On était à la veille de Pâques.
Devant l’église, une petite fille vendait le triste buis.
Un instant le maître rêva de palmes, de joyeuse entrée !
On ne tue pas d’esclaves sur des palmiers ; c’est impossible !
le jeune homme acheta une branche bénie :
maître, irons-nous à l’intérieur ?
Le maître refusa ; les hommes sont trop bavards avec leurs dieux.
Il prit une branche fleurie d’un forsythia, l’offrit à une passante ;
celle-ci sourit joliment :
c’est divin, dit-il, allons boire un verre car j’ai vu l’intérieur !

31.

Le jeune homme ne pourrait plus venir ; on l’envoyait au bout du monde.
Maître, je vous ai apporté quelque chose.
Il tendit un superbe coupe-papier qui allait bien
avec le presse-papier jeté dans le miroir !
Le maître parut touché, se leva, partit vers la cuisine et revint
avec la râpe à fromage et la pince à spaghetti dont il s’était servi l’autre jour.
La première est pour ce que je t’ai appris
et la deuxième pour remuer et servir tant que c’est chaud.

32.

La jeune femme vint à son tour pour annoncer qu’elle partait
avec le jeune homme.
C’était un peu grâce à lui, dit-elle, parce qu’elle avait beaucoup ri
quand le jeune homme lui racontait…
Le maître, hilare, s’esclaffa : c’était donc vous la porte qui claquait !
Resté seul, le maître pensa : c’était donc pour vous
que la mer montait dans mon encrier et le souffle des mots
dans ma gorge de girafe !
Et son crâne chauve, sous ses éclats de rires solitaires, se ridait
comme un étang calme où une troupe de canards vient de se poser.

33.

Restait le perroquet !
Le maître l’emmena sur son épaule visiter tous les bistrots de la ville,
toutes les gares, partout enfin où l’on fait du bruit avec sa bouche.
Le perroquet apprit vite.
Ce qu’il entendait n’étant pas très varié !
Le maître offrit à ses voisins radio, tv, cd, et même son portable
qui sait tout faire puis il écouta longuement son perroquet.
Un perroquet de même que le cerveau ne ment jamais, ne rit pas non plus !
Le maître eut une pensée pour le jeune homme et sa compagne
puis brutalement s’affaissa.
C’est tristement que le perroquet dit « Coco est content ».

34.

Le temps passa ; le jeune homme revint.
Devant le maître qui semblait fatigué, il se troubla mais ne put s’empêcher
Maître, j’ai besoin de savoir ; que penses-tu des mots ?
Le maître marqua un temps, saisit dans un bouquet près de lui
un bouton de rose, le huma longuement, le mit en bouche
et le mâcha avec tous les signes d’un bonheur intense…
Puis il l’avala.
Satisfait de la réponse, le jeune homme s’apprêtait à partir quand le maître
soudain lâcha un formidable pet.

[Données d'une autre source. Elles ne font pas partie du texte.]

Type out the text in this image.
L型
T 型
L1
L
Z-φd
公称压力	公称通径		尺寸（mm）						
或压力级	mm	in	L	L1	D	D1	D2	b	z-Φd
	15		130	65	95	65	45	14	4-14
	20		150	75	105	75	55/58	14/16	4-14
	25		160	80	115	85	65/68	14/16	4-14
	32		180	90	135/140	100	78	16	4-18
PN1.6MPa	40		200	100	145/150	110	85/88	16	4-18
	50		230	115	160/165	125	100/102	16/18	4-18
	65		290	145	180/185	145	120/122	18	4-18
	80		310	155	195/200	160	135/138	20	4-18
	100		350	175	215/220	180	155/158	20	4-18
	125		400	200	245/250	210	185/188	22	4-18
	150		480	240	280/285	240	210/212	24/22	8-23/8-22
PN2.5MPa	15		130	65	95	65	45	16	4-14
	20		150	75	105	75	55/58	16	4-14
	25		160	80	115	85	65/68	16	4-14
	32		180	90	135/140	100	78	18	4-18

C’est ça aussi, dit-il.

35.

La jeune femme, elle aussi, revint.
Rougissante, elle avoua : maître, tu le sais, nous nous aimons lui et moi mais
nous n’arrivons pas à nous le dire.
Le maître se retira puis revint s’asseoir à sa place. Il tenait dans sa main droite
deux noix encore dans leur coquille. Il ferma son poing, serra fort ;
on les entendit craquer l’une contre l’autre !
Les noix étant ouvertes, le maître, de la main gauche, celle du cœur,
fit le tri, offrit les meilleurs morceaux et dégusta le reste

36.

Maître, comment faisaient nos grands anciens pour marcher sur l’eau ?
Le maître prit son bol, vida ce qui restait dedans sur la table et passa la main
pour l’étendre ;
il prit ensuite un brin de laine de son vêtement et le laissa tomber
sur le liquide où il flotta sans problème.

37.

Depuis le temps ! Le jeune homme venait, entrait,
prenait place presque rituellement face au maître, et attendait.
Souvent le maître méditait, les yeux fermés, immobile,
sans aucune expression…
Mais quand une mouche se posa sur le nez du maître
sans provoquer un seul frémissement… Le jeune homme s’inquiéta.
Le maître se tenait droit dans son fauteuil et devant lui sur le bureau
on pouvait voir un billet : « je dors, ne m’éveillez plus » !
Le maître était mort !

38.

Quand la police vint pour le constat, elle demanda quand, comment…
Le jeune homme
alla à la fenêtre, souffla sur la vitre fermée
qui se couvrit aussitôt de son haleine et devint opaque,
puis il ouvrit, et le voile de buée disparut, laissant le carreau transparent.

39.

Pour la dispersion des cendres, le jeune homme et la jeune femme
envoyèrent des fleurs. Ils étaient loin !
Pas un mot ne fut prononcé ; un oiseau chanta car on était au printemps.
Un promeneur dit ; sens-tu les parfums qui nous entourent ?
A l’entrée, une vieille dame demanda si on pouvait entrer avec son chien.
Regardant l’azur, on pensait à ces poissons d’appartement dans leur bocal.

40.

Le quarantième jour, les travaux de réaménagement de l’appartement furent
terminés. Jamais on ne vit le propriétaire, une agence s’occupa de tout : on put
poser l’écriteau « à louer ».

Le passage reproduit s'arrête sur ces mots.